Yilun Hua and Yoav Artzi
To evaluate IDEFICS, Gemini, GPT4, and Claude, create a new environment with python>=3.10 and run pip install -r requirements.txt
.
To evaluate LLaVA, create a new environment with python>=3.10, run pip install -r requirements.llava.txt
, then go to the directory LLaVA
and run pip install -e .
.
For open-sourced models, their checkpoints will be automatically downloaded when running our code. You will need API access for the closed-source models (Gemini, GPT4, and Claude). Please refer to their websites and documentions for API access.
To evaluate other models, it's best to create separate environments for them and follow their official instruction for installation.
Edit the arguments in run_experiment.sh
to specify the speaker and listener models and their respective checkpoint names. For GPT, Gemini, and Claude, also specify your API key and organization key (if applicable).
See run_icca.py
for the example input values of the arguments.
Section 4, 5 and Appendix D of our paper explain the reference game variants we designed for evaluating MLLMs. These variants can be easily achieved by ICCA by modifying their respective arguments.
Speaker Experiments
You can control what prompt the speaker model receives using the intro_texts_spkr.json
, which currently shows examples of soliciting efficient communication with instructions of varied levels of explicitness.
Listener Experiments
You can modify the arguments in interaction_args_lsnr.json
for different game variants introduced in our paper, including hiding the images after Trial 1, controlling whether to shuffle between trials, when to introduce misleading images, and etc.
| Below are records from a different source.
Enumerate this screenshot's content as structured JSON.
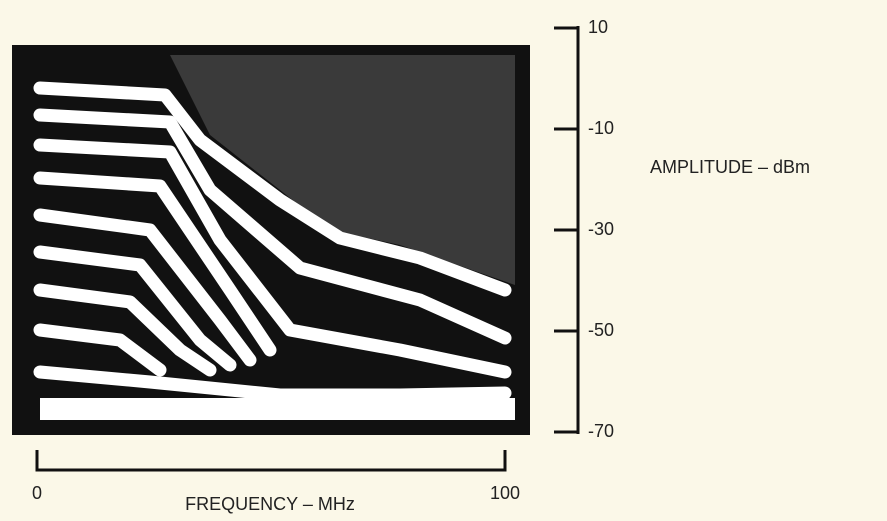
{
  "chart_data": {
    "type": "spectrum-photo",
    "x_label": "FREQUENCY – MHz",
    "y_label": "AMPLITUDE – dBm",
    "xlim": [
      0,
      100
    ],
    "xticks": [
      0,
      100
    ],
    "ylim": [
      -70,
      10
    ],
    "yticks": [
      10,
      -10,
      -30,
      -50,
      -70
    ]
  }
}
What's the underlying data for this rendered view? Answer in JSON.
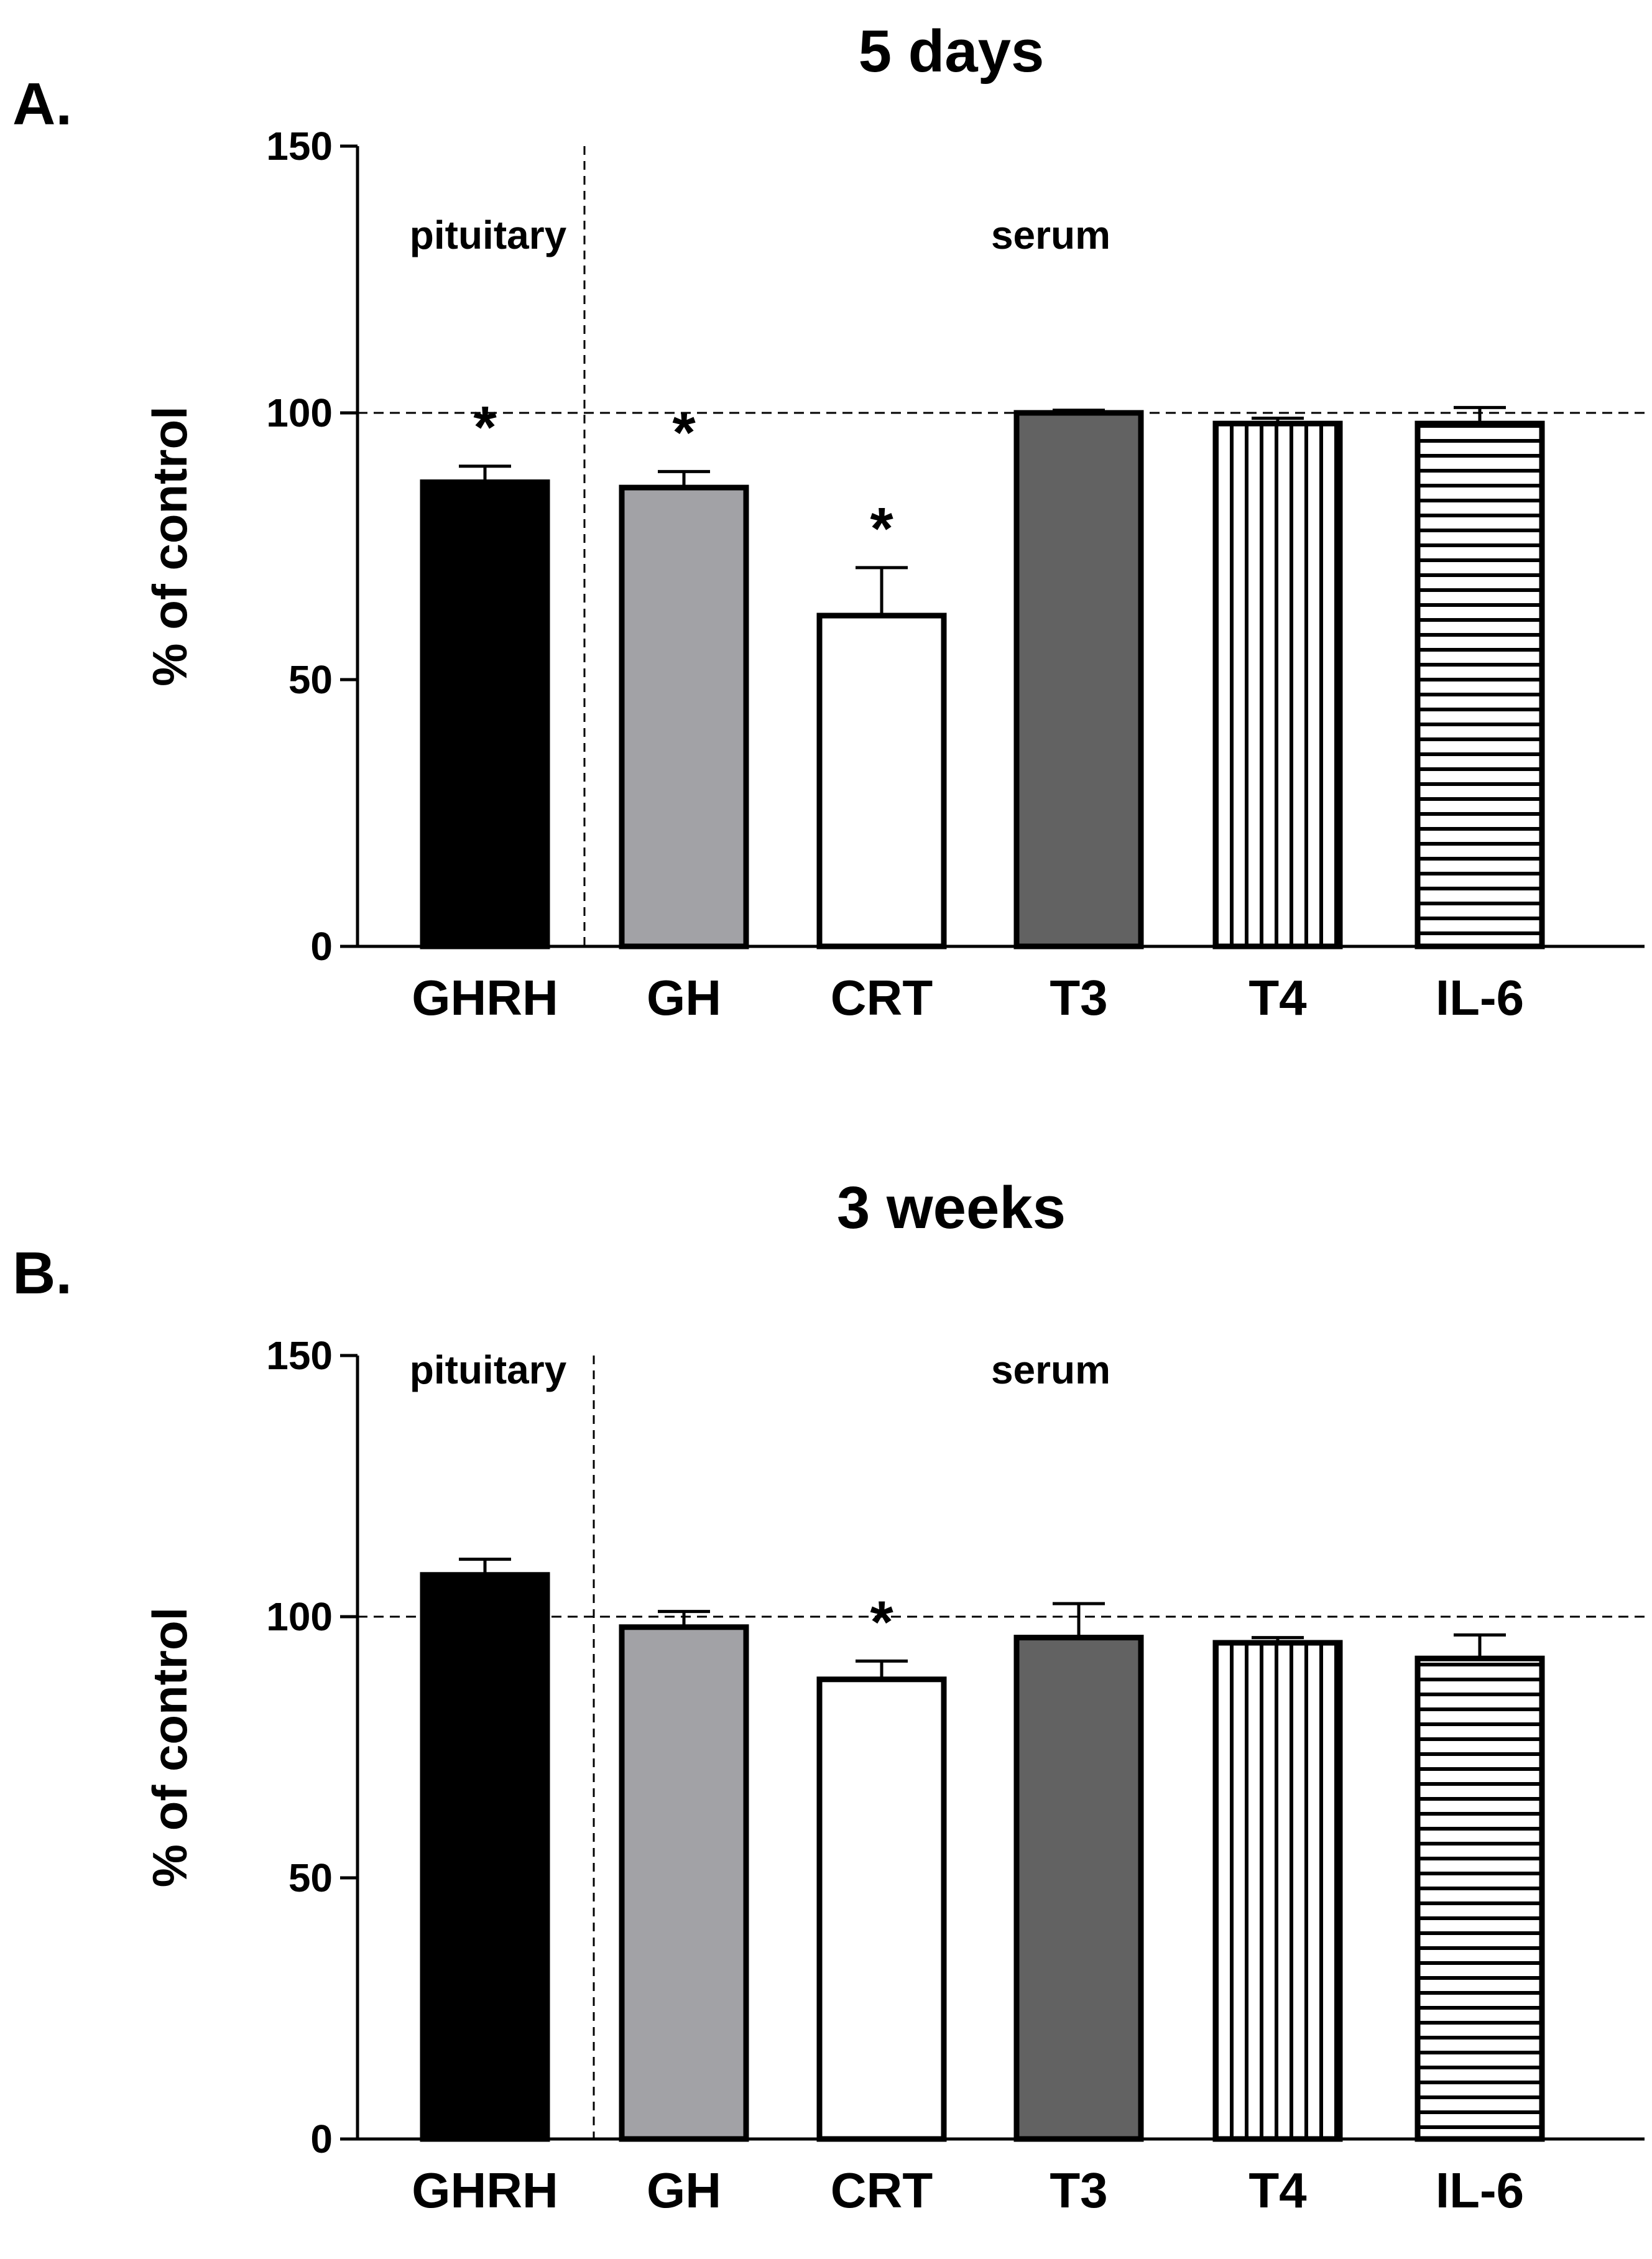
{
  "chart_data": [
    {
      "type": "bar",
      "panel": "A.",
      "title": "5 days",
      "ylabel": "% of control",
      "xlabel": "",
      "ylim": [
        0,
        150
      ],
      "yticks": [
        0,
        50,
        100,
        150
      ],
      "reference_line": 100,
      "regions": [
        "pituitary",
        "serum"
      ],
      "categories": [
        "GHRH",
        "GH",
        "CRT",
        "T3",
        "T4",
        "IL-6"
      ],
      "values": [
        87,
        86,
        62,
        100,
        98,
        98
      ],
      "errors": [
        3,
        3,
        9,
        0.5,
        1,
        3
      ],
      "significance": [
        "*",
        "*",
        "*",
        "",
        "",
        ""
      ]
    },
    {
      "type": "bar",
      "panel": "B.",
      "title": "3 weeks",
      "ylabel": "% of control",
      "xlabel": "",
      "ylim": [
        0,
        150
      ],
      "yticks": [
        0,
        50,
        100,
        150
      ],
      "reference_line": 100,
      "regions": [
        "pituitary",
        "serum"
      ],
      "categories": [
        "GHRH",
        "GH",
        "CRT",
        "T3",
        "T4",
        "IL-6"
      ],
      "values": [
        108,
        98,
        88,
        96,
        95,
        92
      ],
      "errors": [
        3,
        3,
        3.5,
        6.5,
        1,
        4.5
      ],
      "significance": [
        "",
        "",
        "*",
        "",
        "",
        ""
      ]
    }
  ]
}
You can also modify the instructions given to the model in intro_texts_lsnr.json
.
You can customize the models in MLLMs.py
. You can change the interaction template, such as how the model receives the image, the phrasing of the system feedback, text generation hyperparameters, and etc.
For each new model, you can implement a new wrapper class that inherits from the ModelWrapper
class in MLLMs.py
. You can then conduct prompt engineering and model-specific customization following the instructions above.